Eric Zemmour se sentirait blessé par ses deux échecs au concours d’entrée à l’ENA ? Ce serait la confirmation des propos de beaucoup. C’est vrai qu’Eric Zemmour fustige continuellement ce qu’il appelle l’intelligentsia de gauche, responsable de tous les maux de la France et qu’on penserait que c’est une rancœur enfuie. Echouer au terrible concours de l’ENA n’est ni une honte ni n’atteste d’un niveau intellectuel insuffisant car que ce serait des séquelles psychologiques pour tant de de gens, pourtant très instruits comme Eric Zemmour.
La dénonciation des élites, particulièrement de gauche, n’est ni plus ni moins l’accusation constante des mouvements populistes d’extrême droite. Eric serait là dans un discours mimétique habituel plutôt qu’explicatif de sa supposée vengeance.
En plus, il avait été l’un des auteurs de livres les plus vendus en France. Puis il fut un journaliste reconnu dans sa compétence même si ses opinions d’extrême droite étaient visibles et assumées. Comme traumatisme de non reconnaissance, nous en trouvons des plus convaincants tout de même.
Il accuse l’immigration d’être le fléau d’une invasion qui détruirait la noble histoire et culture françaises. C’est presque un gag et de l’opportunisme car s’appeler Zemmour et revendiquer le sang bleu et catholique d’un Clovis ou Philippe le Bel c’est comme si un Hamza revendiquait sa descendance de Jeanne d’Arc.

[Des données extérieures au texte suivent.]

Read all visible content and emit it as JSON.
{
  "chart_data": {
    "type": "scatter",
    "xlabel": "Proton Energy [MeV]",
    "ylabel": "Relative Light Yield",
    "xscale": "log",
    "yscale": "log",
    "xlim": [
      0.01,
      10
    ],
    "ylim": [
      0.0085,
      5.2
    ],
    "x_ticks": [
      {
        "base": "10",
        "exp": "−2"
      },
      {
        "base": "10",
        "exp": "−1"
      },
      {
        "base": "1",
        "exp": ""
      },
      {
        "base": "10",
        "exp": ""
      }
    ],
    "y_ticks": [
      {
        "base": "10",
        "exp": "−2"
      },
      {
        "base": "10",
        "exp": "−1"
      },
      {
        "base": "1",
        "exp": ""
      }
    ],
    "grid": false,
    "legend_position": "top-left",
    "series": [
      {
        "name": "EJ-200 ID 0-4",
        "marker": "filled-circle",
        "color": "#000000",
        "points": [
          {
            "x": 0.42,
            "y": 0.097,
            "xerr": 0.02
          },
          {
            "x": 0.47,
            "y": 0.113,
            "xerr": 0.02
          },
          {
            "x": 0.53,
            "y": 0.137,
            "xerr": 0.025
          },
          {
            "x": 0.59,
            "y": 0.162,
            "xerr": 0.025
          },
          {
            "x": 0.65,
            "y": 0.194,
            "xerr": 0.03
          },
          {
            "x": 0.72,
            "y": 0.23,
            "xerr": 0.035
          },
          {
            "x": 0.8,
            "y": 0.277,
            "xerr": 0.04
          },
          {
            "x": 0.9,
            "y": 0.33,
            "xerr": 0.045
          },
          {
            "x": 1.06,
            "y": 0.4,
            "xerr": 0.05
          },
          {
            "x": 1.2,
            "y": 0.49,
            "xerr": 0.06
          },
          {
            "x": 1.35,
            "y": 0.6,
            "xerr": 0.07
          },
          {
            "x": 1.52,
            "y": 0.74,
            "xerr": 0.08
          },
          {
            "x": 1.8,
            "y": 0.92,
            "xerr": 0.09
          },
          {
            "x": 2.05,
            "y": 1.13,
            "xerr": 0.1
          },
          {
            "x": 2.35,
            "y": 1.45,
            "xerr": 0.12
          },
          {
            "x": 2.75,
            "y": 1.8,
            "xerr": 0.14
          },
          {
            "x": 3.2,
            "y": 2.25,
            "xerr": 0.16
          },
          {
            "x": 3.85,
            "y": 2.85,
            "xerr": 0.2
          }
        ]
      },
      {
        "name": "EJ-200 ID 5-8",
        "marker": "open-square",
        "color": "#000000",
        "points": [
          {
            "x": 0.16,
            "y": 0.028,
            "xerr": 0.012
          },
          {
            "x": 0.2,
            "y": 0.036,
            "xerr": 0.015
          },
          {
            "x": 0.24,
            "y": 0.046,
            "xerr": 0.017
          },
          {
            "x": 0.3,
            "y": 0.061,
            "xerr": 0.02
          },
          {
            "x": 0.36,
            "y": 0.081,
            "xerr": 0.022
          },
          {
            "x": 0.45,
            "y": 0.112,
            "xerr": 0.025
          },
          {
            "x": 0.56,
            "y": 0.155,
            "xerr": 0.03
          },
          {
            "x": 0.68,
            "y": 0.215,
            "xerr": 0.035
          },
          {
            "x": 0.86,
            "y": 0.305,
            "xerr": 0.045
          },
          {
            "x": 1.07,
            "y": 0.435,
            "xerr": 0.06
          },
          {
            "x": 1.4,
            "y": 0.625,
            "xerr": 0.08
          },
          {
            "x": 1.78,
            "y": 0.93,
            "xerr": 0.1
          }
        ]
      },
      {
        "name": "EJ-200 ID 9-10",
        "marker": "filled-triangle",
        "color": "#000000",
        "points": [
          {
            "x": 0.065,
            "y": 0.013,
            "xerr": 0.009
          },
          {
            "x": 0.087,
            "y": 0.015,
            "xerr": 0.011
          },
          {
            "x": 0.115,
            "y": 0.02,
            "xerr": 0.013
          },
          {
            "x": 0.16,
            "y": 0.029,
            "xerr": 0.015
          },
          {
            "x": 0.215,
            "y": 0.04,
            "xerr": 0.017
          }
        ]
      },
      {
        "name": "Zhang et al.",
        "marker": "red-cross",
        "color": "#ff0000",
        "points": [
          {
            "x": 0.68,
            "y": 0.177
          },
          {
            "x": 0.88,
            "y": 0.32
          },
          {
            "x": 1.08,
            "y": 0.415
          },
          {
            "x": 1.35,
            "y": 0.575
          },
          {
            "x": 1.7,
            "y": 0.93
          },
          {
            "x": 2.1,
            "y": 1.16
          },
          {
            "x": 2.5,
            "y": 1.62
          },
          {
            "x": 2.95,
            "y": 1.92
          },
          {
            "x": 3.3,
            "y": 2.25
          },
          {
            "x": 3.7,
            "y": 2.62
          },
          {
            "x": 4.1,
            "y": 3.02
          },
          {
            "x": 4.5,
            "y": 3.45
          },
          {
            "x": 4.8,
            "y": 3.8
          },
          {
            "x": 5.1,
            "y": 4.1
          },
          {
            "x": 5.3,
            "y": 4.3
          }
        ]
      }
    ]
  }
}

Il aurait été traumatisé récemment par la perte de son père, juif d’Algérie, ce que certains évoquent pour expliquer une radicalisation freudienne encore plus forte ? Si tous ceux qui ont la douleur de perdre l’être cher devaient plonger dans la fureur paranoïaque d’Eric Zemmour, il ne resterait plus aucun être humain sur cette terre. Puis de toute façon l’explication est irrecevable car Eric Zemmour était Eric Zemmour depuis très longtemps auparavant.
Son complexe d’un physique plutôt petit qui dans l’histoire est souvent prêté à beaucoup d’hommes pour expliquer leur rage à prouver par l’horreur et la dictature qu’ils sont plus grands, Napoléon, Hitler et bien d’autres ? Si tous ceux qui ne ressembleraient pas à Brad Pitt ou à Monica Belluchi devaient se venger par leur pouvoir sur les populations, c’est mal parti pour les millions d’autres.
Non, il ne faut pas perdre son temps à comprendre les racines du basculement d’un être humain, depuis sa sympathique cordialité et esprit jovial avec ses camarades jusqu’à la pensée immonde. C’est inéluctable que l’humanité en connaisse alors que rien ne les disposaient à l’être.
Eric Zemmour est de ceux-là, il ne faut pas s’expliquer sur le pourquoi mais le combattre avec les puissantes armes dont disposent la rationalité et les démocraties. Eric est devenu dangereux, il faut le mettre à genoux par la force légitime et l’empêcher de réussir son plan diabolique.
L’être humain est complexe, souvent imprévisible, sinon il ne le serait pas.